| Time | Country | Event | Period | Previous value | Forecast | Actual |
|---|---|---|---|---|---|---|
| 06:00 | Germany | Industrial Production s.a. (MoM) | May | -17.5% | 10% | 7.8% |
| 06:45 | France | Trade Balance, bln | May | -5.1 | -7.1 | |
| 07:00 | Switzerland | Foreign Currency Reserves | June | 816.5 | 850.1 | |
| 07:30 | United Kingdom | Halifax house price index | June | -0.2% | -0.9% | -0.1% |
| 07:30 | United Kingdom | Halifax house price index 3m Y/Y | June | 2.6% | 2.5% |
EUR traded mixed against its major counterparts in the European session on Tuesday after the European Commission slashed its economic forecasts and Germany posted weaker-than-expected industrial output data for May.
While the European single currency fell against USD, GBP and CHF, it rose against the rest of major rivals.

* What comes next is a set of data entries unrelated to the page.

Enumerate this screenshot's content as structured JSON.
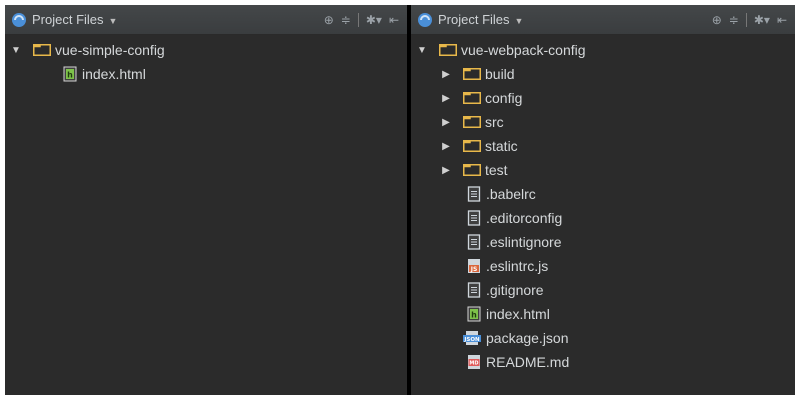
{
  "left_pane": {
    "header": {
      "title": "Project Files"
    },
    "tree": {
      "root_label": "vue-simple-config",
      "files": [
        {
          "label": "index.html",
          "icon": "html-file-icon"
        }
      ]
    }
  },
  "right_pane": {
    "header": {
      "title": "Project Files"
    },
    "tree": {
      "root_label": "vue-webpack-config",
      "folders": [
        {
          "label": "build"
        },
        {
          "label": "config"
        },
        {
          "label": "src"
        },
        {
          "label": "static"
        },
        {
          "label": "test"
        }
      ],
      "files": [
        {
          "label": ".babelrc",
          "icon": "text-file-icon"
        },
        {
          "label": ".editorconfig",
          "icon": "text-file-icon"
        },
        {
          "label": ".eslintignore",
          "icon": "text-file-icon"
        },
        {
          "label": ".eslintrc.js",
          "icon": "js-file-icon"
        },
        {
          "label": ".gitignore",
          "icon": "text-file-icon"
        },
        {
          "label": "index.html",
          "icon": "html-file-icon"
        },
        {
          "label": "package.json",
          "icon": "json-file-icon"
        },
        {
          "label": "README.md",
          "icon": "markdown-file-icon"
        }
      ]
    }
  },
  "colors": {
    "panel_bg": "#2b2b2b",
    "toolbar_bg": "#3c3f41",
    "folder": "#e8b84a",
    "html_icon": "#7ec24a",
    "js_icon": "#d9663c",
    "json_icon": "#4a8fd8",
    "md_icon": "#e05a5a"
  }
}
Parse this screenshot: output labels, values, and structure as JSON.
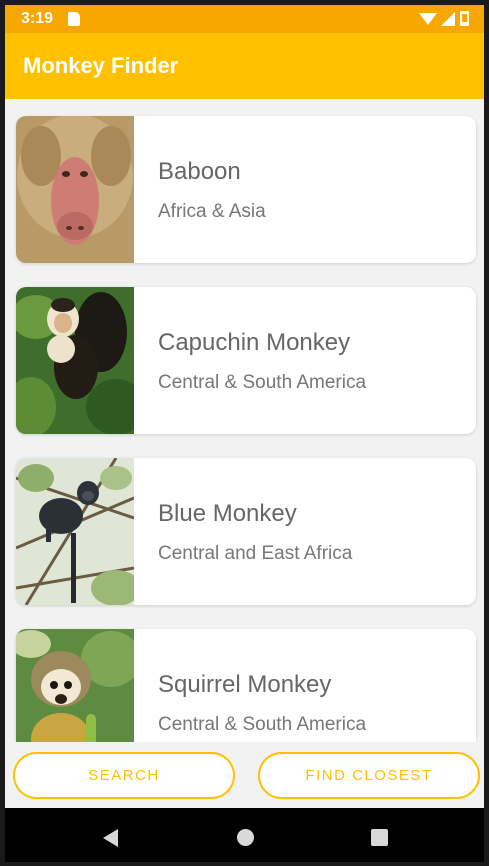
{
  "status_bar": {
    "time": "3:19"
  },
  "app_bar": {
    "title": "Monkey Finder"
  },
  "monkeys": [
    {
      "name": "Baboon",
      "location": "Africa & Asia",
      "image": "baboon-photo"
    },
    {
      "name": "Capuchin Monkey",
      "location": "Central & South America",
      "image": "capuchin-photo"
    },
    {
      "name": "Blue Monkey",
      "location": "Central and East Africa",
      "image": "blue-monkey-photo"
    },
    {
      "name": "Squirrel Monkey",
      "location": "Central & South America",
      "image": "squirrel-monkey-photo"
    }
  ],
  "buttons": {
    "search": "SEARCH",
    "find_closest": "FIND CLOSEST"
  },
  "colors": {
    "app_bar": "#ffc000",
    "status_bar": "#f6a700",
    "accent": "#ffc000"
  }
}
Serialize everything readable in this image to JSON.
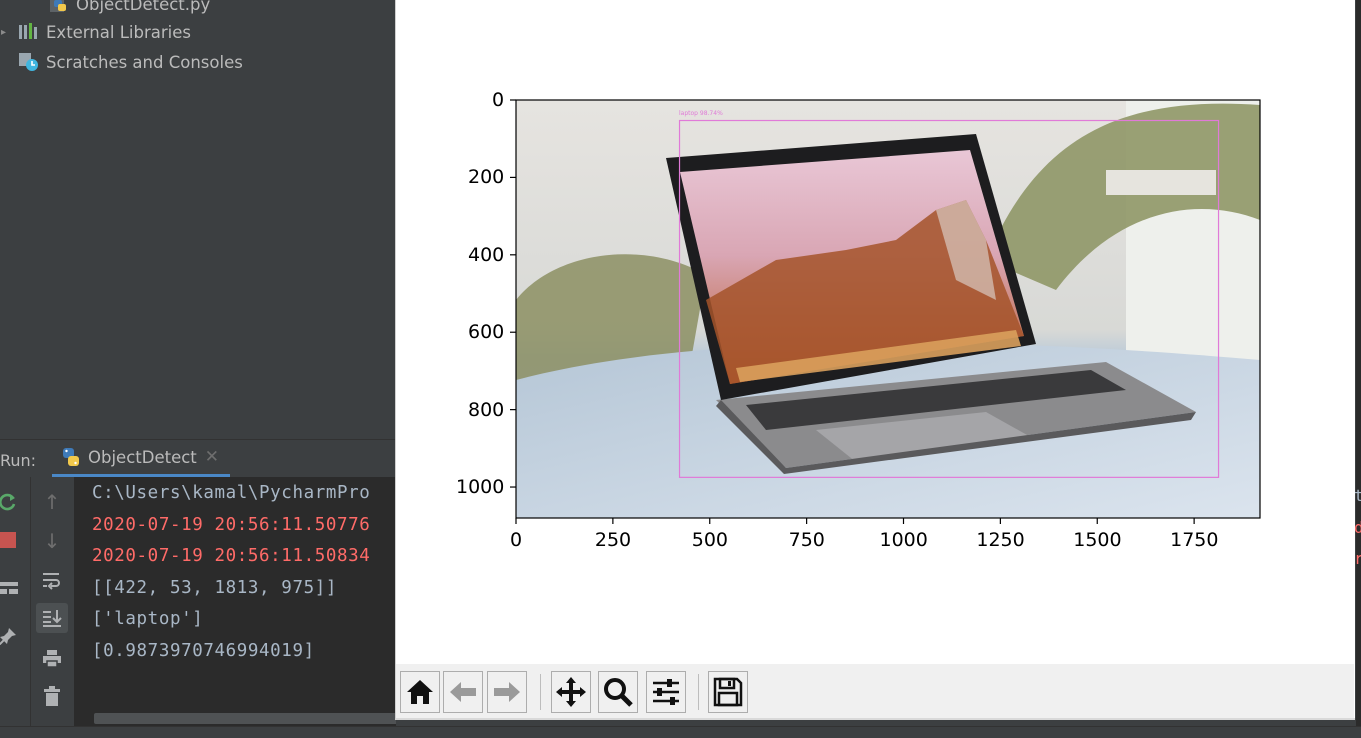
{
  "project_tree": {
    "items": [
      {
        "label": "ObjectDetect.py",
        "icon": "python-file-icon"
      },
      {
        "label": "External Libraries",
        "icon": "library-icon"
      },
      {
        "label": "Scratches and Consoles",
        "icon": "scratches-icon"
      }
    ]
  },
  "run_panel": {
    "label": "Run:",
    "tab_label": "ObjectDetect",
    "console_lines": [
      {
        "text": "C:\\Users\\kamal\\PycharmPro",
        "type": "normal"
      },
      {
        "text": "2020-07-19 20:56:11.50776",
        "type": "error"
      },
      {
        "text": "2020-07-19 20:56:11.50834",
        "type": "error"
      },
      {
        "text": "[[422, 53, 1813, 975]]",
        "type": "normal"
      },
      {
        "text": "['laptop']",
        "type": "normal"
      },
      {
        "text": "[0.9873970746994019]",
        "type": "normal"
      }
    ]
  },
  "right_strip_chars": [
    "t",
    "d",
    "r"
  ],
  "matplotlib": {
    "toolbar": [
      "home-icon",
      "back-icon",
      "forward-icon",
      "pan-icon",
      "zoom-icon",
      "configure-subplots-icon",
      "save-icon"
    ],
    "image": {
      "detection_label": "laptop 98.74%",
      "box_color": "#e07ad8"
    }
  },
  "chart_data": {
    "type": "image",
    "title": "",
    "xlabel": "",
    "ylabel": "",
    "x_ticks": [
      "0",
      "250",
      "500",
      "750",
      "1000",
      "1250",
      "1500",
      "1750"
    ],
    "y_ticks": [
      "0",
      "200",
      "400",
      "600",
      "800",
      "1000"
    ],
    "xlim": [
      0,
      1920
    ],
    "ylim": [
      1080,
      0
    ],
    "bounding_boxes": [
      {
        "label": "laptop",
        "score": 0.9873970746994019,
        "xmin": 422,
        "ymin": 53,
        "xmax": 1813,
        "ymax": 975
      }
    ]
  }
}
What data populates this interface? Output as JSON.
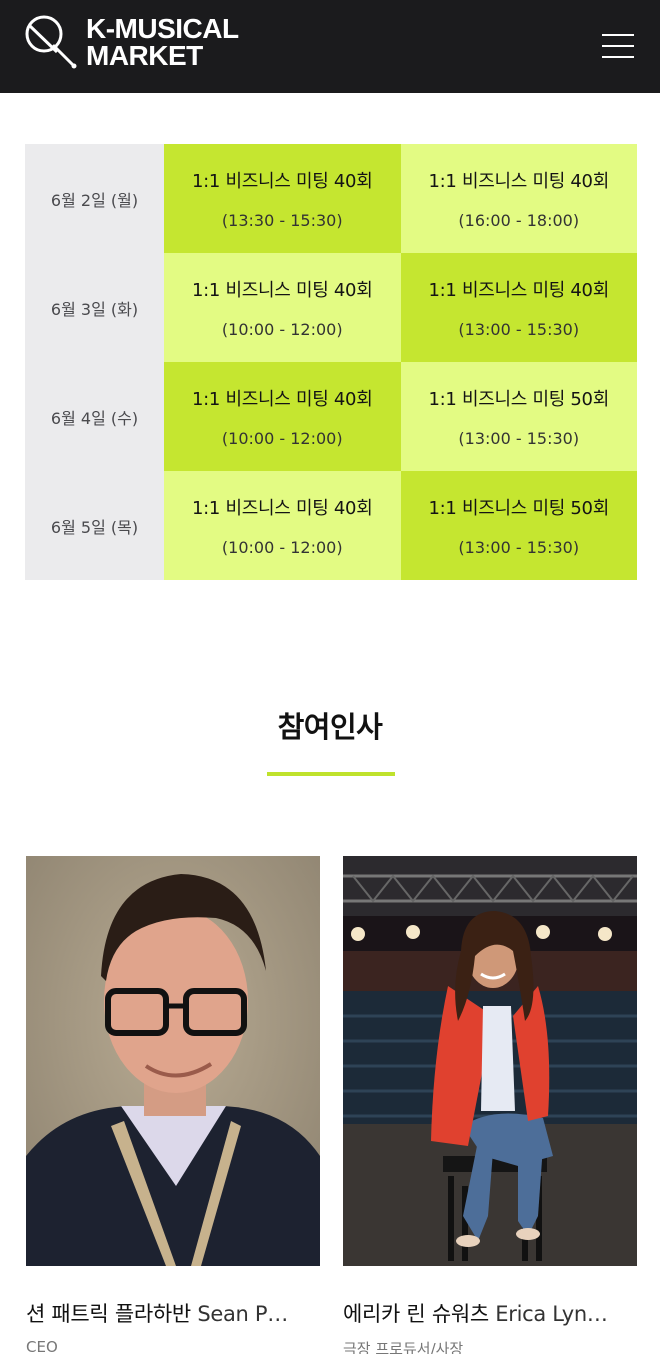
{
  "header": {
    "logo_line1": "K-MUSICAL",
    "logo_line2": "MARKET",
    "menu_icon": "hamburger-menu-icon"
  },
  "schedule": [
    {
      "date": "6월 2일 (월)",
      "sessions": [
        {
          "title": "1:1 비즈니스 미팅 40회",
          "time": "(13:30 - 15:30)",
          "shade": "dark"
        },
        {
          "title": "1:1 비즈니스 미팅 40회",
          "time": "(16:00 - 18:00)",
          "shade": "light"
        }
      ]
    },
    {
      "date": "6월 3일 (화)",
      "sessions": [
        {
          "title": "1:1 비즈니스 미팅 40회",
          "time": "(10:00 - 12:00)",
          "shade": "light"
        },
        {
          "title": "1:1 비즈니스 미팅 40회",
          "time": "(13:00 - 15:30)",
          "shade": "dark"
        }
      ]
    },
    {
      "date": "6월 4일 (수)",
      "sessions": [
        {
          "title": "1:1 비즈니스 미팅 40회",
          "time": "(10:00 - 12:00)",
          "shade": "dark"
        },
        {
          "title": "1:1 비즈니스 미팅 50회",
          "time": "(13:00 - 15:30)",
          "shade": "light"
        }
      ]
    },
    {
      "date": "6월 5일 (목)",
      "sessions": [
        {
          "title": "1:1 비즈니스 미팅 40회",
          "time": "(10:00 - 12:00)",
          "shade": "light"
        },
        {
          "title": "1:1 비즈니스 미팅 50회",
          "time": "(13:00 - 15:30)",
          "shade": "dark"
        }
      ]
    }
  ],
  "participants": {
    "title": "참여인사",
    "cards": [
      {
        "name_ko": "션 패트릭 플라하반",
        "name_en": "Sean P…",
        "subtitle": "CEO"
      },
      {
        "name_ko": "에리카 린 슈워츠",
        "name_en": "Erica Lyn…",
        "subtitle": "극장 프로듀서/사장"
      }
    ]
  },
  "colors": {
    "header_bg": "#1b1b1d",
    "accent_dark": "#c5e630",
    "accent_light": "#e3fb83",
    "date_bg": "#ebebed"
  }
}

The European Commission estimated the Eurozone's GDP would fall by 8.7 percent in 2020, a deeper decline than the 7.7 percent forecast three months ago, as lockdowns intended to contain the spread of the novel coronavirus are eased more gradually than anticipated. In addition, it lowered its forecast for a 2021 rebound to 6.1 percent from 6.3 percent previously, citing the "still rising" rate of global infections.
According to the Johns Hopkins Center for Systems Science and Engineering, the total number of confirmed global cases of the COVID-19 rose to 11,645,109, with the U.S. recording 2,938,625 coronavirus cases, the most in the world. Growing coronavirus infections triggered a reintroduction of regional lockdown measures in some countries, hurting investor confidence in a fast recovery of the global economy from COVID-19 pandemic and curbing risk appetites as well.
Germany's Federal Statistical Office (Destatis) reported on Tuesday the country’s industrial production surged 7.8 percent m-o-m in May after a record 17.5 percent m-o-m plunge in the prior month. Economists had forecast a 10.0 percent climb in May. The major contributors to the May production jump were the higher output of capital goods (+27.6 percent m-o-m) and consumer goods (+1.4 percent m-o-m) as well as increased energy production (+1.7 percent m-o-m) and construction output (+0.5 percent m-o-m). At the same time, the production of intermediate goods (-0.1 percent m-o-m) edged down. On a yearly basis, German industrial output declined 19.3 percent, following a 25.0 percent decrease in April.